Sur le corridor Abidjan-Lagos, qui fait l’objet d’une initiative particulière depuis 20 ans (ALCO, 2022), les métropoles d’Abidjan, Côte d’Ivoire, de Téma, Ghana, Lomé, Togo, Cotonou, Bénin, et de Lagos, Nigéria, s’imposent comme les plus importantes concentrations urbaines et portuaires de chacune des cinq nations. Souvent qualifiés de poumons socio-économiques nationaux, ces systèmes protéiformes et complexes constituent une forme de paradoxe.
D’une part, ils sont les points focaux de corridors et de routes censés fluidifier les circulations entre l’espace maritime et l’espace terrestre. De l’autre, ils s’apparentent à des « trous noirs socio-économico-politiques » qui ne cessent de renforcer leurs pouvoirs centripètes et centrifuges au point de devenir comme Lagos de véritables goulets d’étranglement (Alix & Deau, 2021). De ces réalités structurelles se dégagent deux triptyques qui résument les principaux défis de croissance des agglomérations portuaires subsahariennes.

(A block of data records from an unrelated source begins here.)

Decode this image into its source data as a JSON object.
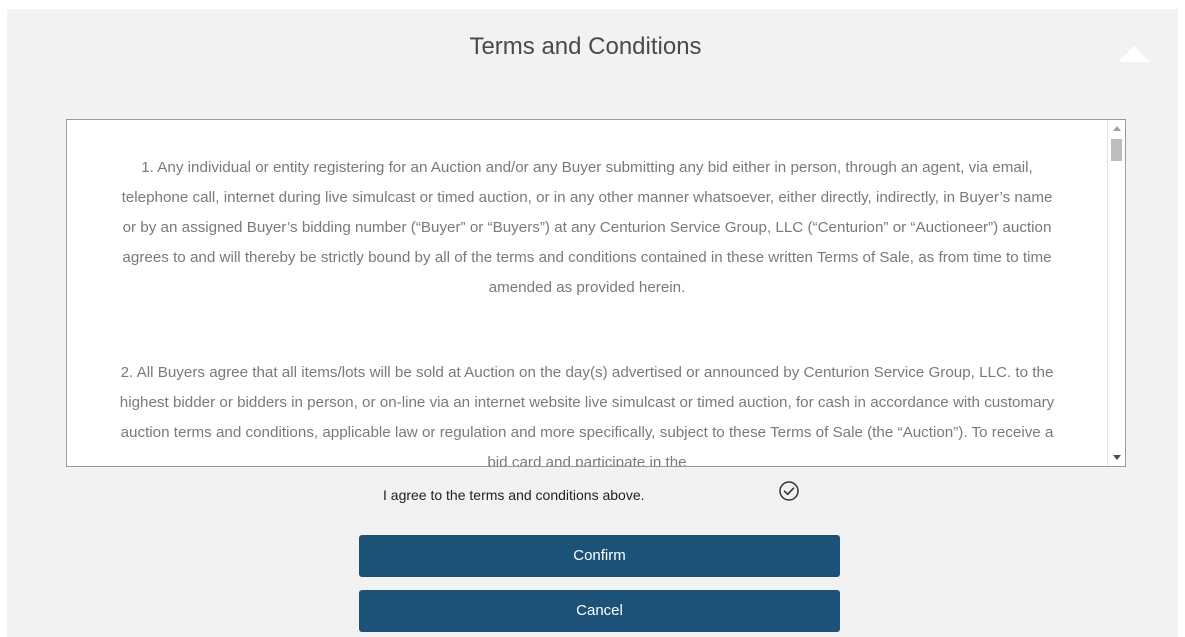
{
  "dialog": {
    "title": "Terms and Conditions",
    "collapse_icon": "caret-up-icon"
  },
  "terms": {
    "paragraphs": [
      "1. Any individual or entity registering for an Auction and/or any Buyer submitting any bid either in person, through an agent, via email, telephone call, internet during live simulcast or timed auction, or in any other manner whatsoever, either directly, indirectly, in Buyer’s name or by an assigned Buyer’s bidding number (“Buyer” or “Buyers”) at any Centurion Service Group, LLC (“Centurion” or “Auctioneer”) auction agrees to and will thereby be strictly bound by all of the terms and conditions contained in these written Terms of Sale, as from time to time amended as provided herein.",
      "2. All Buyers agree that all items/lots will be sold at Auction on the day(s) advertised or announced by Centurion Service Group, LLC. to the highest bidder or bidders in person, or on-line via an internet website live simulcast or timed auction, for cash in accordance with customary auction terms and conditions, applicable law or regulation and more specifically, subject to these Terms of Sale (the “Auction”). To receive a bid card and participate in the"
    ]
  },
  "agreement": {
    "label": "I agree to the terms and conditions above.",
    "icon": "check-circle-icon",
    "checked": true
  },
  "buttons": {
    "confirm_label": "Confirm",
    "cancel_label": "Cancel"
  },
  "colors": {
    "button_bg": "#1d5278",
    "panel_bg": "#f2f2f2",
    "terms_text": "#7a7a7a"
  }
}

Le triptyque mobilité – sécurité – durabilité
Qui n’a pas été dans un embouteillage inextricable à Lagos par 40 degrés ou bloqué en fin de journée sur le pont Houphouët-Boigny à Abidjan ne peut saisir combien la sécurisation et la durabilité des déplacements sont devenues des problématiques essentielles dans les agglomérations portuaires subsahariennes. À Abidjan, l’autorité portuaire travaille avec les édiles publics pour organiser des circulations nocturnes et alternées des camions afin de désengorger les artères principales aux heures de pointe. À Téma, une route de contournement permet de ségréguer une partir des flux de fret des circulations pendulaires riveraines. À Lagos, plus de 20 millions d’habitants, les conteneurs empruntent des barges fluvio-maritimes pour sécuriser les pré- et post-acheminements. À Cotonou, l’autorité portuaire a travaillé de concert avec la ville pour réaménager le boulevard de la Marina, artère vitale qui interconnecte le port et la ville.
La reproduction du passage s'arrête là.